Furthermore, according to critics, there seems to be neither guarantee over the possibility of data manipulation by the same spyware used to collect them, nor any kind of protection against the possibility of accessing such data by judicial authority before any notification has been sent to a suspect and his lawyer.
In this scenario, the main purpose shall remain to regulate the use of trojans within the framework of national constitutional guarantees, by always keeping an eye on the limited elasticity of the criminal procedure code’s provisions on the collection of evidence within the course of an enquiry.
Another important provision regards the introduction of third-party certification mechanisms for spyware, as well as the creation of a mandatory national registry for keeping track of the dissemination of such tools in the national territory while guaranteeing a strict control on whoever is authorized to use and have access to them and for what purpose.
Is it possible, however, to trust spyware certifications while keeping up with the ever-changing international scenario of technological development? The current legislative proposal does not seem to address this point, therefore the question remains unanswered and up for further discussions to come.
In conclusion, a serious process of reform seems to be finally on the move and although the direction it will take is unpredictable at the moment, there are still good chances of success if the Parliament will receive the proactive support from competent public authorities – with particular reference to the Italian Data Protection Authority, the National Agency for Digital Development and the Ministry of Justice – aiming at building a constructive interaction for finalizing a thorough discipline of state hacking in all its forms.

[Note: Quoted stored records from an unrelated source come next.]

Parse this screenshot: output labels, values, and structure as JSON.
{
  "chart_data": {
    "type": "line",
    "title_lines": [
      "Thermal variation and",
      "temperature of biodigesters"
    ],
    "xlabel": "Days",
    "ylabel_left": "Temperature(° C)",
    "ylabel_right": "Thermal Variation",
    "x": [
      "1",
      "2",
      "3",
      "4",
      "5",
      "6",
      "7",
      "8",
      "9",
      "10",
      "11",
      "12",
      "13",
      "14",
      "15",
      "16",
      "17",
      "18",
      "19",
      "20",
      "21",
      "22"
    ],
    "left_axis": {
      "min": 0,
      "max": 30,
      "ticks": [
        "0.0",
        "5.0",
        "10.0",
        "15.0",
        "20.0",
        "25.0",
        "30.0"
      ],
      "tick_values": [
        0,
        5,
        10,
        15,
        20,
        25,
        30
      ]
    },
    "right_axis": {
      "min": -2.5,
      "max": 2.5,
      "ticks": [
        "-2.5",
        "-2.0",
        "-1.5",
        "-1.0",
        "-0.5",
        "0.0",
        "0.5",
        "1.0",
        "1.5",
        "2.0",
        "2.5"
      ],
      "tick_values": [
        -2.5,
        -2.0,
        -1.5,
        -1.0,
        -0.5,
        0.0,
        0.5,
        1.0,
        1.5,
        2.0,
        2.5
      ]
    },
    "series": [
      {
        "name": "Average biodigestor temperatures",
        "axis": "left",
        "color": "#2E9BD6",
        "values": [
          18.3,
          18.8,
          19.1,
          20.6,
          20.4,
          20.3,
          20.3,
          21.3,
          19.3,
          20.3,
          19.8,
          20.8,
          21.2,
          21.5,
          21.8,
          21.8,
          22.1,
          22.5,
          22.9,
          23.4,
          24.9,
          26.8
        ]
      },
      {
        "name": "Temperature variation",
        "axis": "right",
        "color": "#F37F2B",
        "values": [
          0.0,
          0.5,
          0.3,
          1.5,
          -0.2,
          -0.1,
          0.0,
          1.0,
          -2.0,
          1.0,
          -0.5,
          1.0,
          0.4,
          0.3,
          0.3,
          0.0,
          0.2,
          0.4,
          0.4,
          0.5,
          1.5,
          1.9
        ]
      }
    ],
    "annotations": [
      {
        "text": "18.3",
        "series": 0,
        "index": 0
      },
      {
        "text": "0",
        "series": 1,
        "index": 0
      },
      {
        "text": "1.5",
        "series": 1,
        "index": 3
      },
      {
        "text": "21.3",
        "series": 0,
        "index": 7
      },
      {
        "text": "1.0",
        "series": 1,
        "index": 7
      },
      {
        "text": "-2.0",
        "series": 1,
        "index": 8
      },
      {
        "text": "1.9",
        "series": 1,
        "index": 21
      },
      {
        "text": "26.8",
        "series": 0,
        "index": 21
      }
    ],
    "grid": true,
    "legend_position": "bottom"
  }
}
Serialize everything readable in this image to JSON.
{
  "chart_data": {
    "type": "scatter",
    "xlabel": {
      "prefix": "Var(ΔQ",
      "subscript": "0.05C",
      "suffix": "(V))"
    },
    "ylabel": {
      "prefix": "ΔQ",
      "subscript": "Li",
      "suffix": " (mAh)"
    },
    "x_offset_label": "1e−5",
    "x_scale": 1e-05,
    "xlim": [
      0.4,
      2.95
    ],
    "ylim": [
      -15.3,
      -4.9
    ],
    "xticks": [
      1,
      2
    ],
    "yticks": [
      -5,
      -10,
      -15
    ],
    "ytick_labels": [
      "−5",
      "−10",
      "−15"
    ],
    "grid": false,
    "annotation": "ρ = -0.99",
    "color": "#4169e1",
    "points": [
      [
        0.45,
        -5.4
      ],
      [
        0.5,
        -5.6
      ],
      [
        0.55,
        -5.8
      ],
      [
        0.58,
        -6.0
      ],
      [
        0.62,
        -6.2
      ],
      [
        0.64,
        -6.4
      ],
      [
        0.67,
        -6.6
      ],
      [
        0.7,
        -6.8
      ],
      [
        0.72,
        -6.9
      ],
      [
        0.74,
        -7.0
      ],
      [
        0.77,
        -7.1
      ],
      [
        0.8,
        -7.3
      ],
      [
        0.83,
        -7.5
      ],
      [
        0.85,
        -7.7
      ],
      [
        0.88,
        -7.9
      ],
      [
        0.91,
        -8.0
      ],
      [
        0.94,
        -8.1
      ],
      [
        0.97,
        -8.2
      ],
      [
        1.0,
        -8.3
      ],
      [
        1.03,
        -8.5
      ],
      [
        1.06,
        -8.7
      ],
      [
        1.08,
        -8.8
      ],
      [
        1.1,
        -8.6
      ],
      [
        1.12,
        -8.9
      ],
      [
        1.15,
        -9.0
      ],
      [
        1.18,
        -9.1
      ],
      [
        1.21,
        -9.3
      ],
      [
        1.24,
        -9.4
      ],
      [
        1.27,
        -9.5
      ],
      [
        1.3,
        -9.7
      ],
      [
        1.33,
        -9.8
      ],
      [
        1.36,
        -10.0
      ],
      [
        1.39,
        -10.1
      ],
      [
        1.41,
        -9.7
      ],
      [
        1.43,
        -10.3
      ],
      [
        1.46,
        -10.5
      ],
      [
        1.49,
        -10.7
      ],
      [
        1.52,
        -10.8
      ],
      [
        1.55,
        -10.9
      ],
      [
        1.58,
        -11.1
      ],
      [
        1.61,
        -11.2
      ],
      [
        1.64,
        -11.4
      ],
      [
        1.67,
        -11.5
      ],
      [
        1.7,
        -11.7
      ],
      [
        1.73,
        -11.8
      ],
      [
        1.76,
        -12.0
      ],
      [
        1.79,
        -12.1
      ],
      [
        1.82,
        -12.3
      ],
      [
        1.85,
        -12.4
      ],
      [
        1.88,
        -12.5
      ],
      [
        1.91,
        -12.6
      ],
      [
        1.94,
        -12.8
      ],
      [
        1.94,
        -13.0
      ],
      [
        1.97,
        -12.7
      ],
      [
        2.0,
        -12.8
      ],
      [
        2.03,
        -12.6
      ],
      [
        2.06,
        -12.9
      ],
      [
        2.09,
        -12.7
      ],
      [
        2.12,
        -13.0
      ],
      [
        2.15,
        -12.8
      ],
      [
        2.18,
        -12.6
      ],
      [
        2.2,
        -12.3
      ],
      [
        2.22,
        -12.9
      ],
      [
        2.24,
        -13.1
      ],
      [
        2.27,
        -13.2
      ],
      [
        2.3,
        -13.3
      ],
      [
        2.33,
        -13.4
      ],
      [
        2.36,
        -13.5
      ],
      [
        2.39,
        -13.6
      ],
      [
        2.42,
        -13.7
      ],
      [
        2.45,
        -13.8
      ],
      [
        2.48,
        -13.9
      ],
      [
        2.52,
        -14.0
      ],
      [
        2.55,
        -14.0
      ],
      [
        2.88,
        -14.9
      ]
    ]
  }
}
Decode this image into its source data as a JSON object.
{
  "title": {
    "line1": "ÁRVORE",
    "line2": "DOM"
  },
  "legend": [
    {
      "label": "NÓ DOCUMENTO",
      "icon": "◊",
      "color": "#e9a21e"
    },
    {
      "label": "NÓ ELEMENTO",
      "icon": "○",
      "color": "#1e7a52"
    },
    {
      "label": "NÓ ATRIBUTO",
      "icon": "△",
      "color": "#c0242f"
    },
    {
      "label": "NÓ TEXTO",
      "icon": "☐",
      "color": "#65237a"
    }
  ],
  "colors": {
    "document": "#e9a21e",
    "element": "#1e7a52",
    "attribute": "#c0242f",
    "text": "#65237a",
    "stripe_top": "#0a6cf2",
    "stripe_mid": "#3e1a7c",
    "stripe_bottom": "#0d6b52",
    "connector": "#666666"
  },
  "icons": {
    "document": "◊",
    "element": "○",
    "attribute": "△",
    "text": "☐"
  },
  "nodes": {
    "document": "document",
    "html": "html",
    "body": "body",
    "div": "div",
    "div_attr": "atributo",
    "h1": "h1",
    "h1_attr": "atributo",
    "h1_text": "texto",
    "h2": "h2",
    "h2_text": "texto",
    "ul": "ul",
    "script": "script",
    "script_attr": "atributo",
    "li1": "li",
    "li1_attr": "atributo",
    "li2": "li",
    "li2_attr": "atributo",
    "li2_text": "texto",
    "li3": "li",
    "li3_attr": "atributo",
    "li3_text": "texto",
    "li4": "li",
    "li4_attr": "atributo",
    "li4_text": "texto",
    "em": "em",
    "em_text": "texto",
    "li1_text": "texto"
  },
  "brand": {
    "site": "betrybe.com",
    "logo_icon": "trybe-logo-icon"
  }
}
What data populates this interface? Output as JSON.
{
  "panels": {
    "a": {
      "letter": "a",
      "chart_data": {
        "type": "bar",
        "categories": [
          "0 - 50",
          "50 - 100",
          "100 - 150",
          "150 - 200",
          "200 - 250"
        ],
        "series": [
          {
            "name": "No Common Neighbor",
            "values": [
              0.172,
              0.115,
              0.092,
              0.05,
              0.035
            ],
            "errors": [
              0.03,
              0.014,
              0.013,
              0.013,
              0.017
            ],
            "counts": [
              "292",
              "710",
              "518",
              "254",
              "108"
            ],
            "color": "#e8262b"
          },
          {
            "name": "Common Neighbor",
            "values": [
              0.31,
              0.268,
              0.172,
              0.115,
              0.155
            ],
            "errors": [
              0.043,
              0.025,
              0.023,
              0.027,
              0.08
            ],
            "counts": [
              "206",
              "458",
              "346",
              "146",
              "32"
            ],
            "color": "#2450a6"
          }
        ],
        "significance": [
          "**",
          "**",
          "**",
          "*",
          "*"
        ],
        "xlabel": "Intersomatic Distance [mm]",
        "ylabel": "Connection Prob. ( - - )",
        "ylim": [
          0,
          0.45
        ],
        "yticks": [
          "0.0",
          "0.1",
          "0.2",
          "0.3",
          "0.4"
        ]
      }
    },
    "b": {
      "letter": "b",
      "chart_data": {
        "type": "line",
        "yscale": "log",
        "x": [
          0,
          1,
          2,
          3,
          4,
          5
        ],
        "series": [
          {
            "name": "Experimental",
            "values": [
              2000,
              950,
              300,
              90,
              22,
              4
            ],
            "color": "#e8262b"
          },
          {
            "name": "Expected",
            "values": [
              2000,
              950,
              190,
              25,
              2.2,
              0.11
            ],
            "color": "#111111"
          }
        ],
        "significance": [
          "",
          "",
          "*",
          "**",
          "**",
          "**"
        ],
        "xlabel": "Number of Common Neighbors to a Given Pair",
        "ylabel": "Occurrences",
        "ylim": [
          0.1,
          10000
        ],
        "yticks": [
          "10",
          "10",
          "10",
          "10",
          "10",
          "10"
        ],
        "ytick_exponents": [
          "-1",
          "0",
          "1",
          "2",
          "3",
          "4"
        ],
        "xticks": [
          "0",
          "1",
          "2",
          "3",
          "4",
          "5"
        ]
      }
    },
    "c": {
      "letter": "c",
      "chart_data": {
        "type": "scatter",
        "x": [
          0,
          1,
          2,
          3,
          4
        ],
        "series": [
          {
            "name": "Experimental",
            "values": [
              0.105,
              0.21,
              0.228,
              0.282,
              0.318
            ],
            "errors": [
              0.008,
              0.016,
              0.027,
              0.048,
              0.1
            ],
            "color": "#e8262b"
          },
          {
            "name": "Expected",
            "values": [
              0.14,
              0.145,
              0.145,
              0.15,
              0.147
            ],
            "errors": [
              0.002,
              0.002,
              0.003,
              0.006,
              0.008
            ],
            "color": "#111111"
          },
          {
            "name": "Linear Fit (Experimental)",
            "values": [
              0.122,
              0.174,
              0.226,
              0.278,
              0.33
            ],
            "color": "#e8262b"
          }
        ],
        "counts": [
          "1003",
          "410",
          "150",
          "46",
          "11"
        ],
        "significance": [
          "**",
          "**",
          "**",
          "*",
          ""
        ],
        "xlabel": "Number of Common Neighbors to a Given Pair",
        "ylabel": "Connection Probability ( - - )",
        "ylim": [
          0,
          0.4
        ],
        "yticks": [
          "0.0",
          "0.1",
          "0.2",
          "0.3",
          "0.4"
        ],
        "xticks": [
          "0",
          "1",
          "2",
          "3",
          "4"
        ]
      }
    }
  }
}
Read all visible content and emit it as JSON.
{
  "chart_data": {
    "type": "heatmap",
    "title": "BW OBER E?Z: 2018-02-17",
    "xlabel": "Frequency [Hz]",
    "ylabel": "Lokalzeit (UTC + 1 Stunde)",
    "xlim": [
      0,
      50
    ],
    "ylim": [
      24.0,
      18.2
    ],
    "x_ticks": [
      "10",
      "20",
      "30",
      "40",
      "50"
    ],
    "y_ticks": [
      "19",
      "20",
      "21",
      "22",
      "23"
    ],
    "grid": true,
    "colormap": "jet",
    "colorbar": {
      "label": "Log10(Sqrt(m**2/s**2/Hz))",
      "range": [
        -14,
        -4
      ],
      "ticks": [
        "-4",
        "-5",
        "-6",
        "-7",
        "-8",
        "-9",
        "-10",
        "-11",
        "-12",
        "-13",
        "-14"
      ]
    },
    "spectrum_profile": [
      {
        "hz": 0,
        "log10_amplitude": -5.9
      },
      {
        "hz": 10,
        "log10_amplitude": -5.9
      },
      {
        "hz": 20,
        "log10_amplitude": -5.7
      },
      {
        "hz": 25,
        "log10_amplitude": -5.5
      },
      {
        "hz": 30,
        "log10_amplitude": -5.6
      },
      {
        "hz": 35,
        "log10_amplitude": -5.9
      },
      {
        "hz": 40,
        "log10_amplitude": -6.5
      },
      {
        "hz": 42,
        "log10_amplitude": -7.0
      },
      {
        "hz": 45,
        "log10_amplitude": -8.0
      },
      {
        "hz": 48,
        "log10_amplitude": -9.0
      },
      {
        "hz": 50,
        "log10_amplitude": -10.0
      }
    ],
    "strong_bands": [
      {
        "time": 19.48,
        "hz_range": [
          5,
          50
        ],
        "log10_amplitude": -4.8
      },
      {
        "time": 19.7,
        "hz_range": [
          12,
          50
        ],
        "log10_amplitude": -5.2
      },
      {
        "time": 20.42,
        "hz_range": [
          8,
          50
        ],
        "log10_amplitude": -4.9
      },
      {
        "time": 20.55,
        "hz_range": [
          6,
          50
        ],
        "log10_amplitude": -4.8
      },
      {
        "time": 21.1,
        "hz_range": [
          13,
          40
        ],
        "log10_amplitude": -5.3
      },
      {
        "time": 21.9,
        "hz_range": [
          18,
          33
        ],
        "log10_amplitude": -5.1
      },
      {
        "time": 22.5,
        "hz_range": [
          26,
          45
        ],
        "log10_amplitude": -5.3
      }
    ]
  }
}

While ongoing parliamentary debate about the proposal continues, questions on how to cope with the potential intrusiveness of such tools in an effective way or how to better preserve individuals’ rights from state hacking still stands and shows no sign of backing off from the imperishable private vs. security worldwide public debate.
Finally though, space for further legislative maneuvering on the proposal is likely to be needed, and that will definitely impose legislators and regulators to be, first of all, patient and, not less important, show the capability of balancing all the interests at stake in order to avoid the risk of creating a new judicial “Far West” in which the use of spyware could become the rule or, even worse, being left largely unregulated.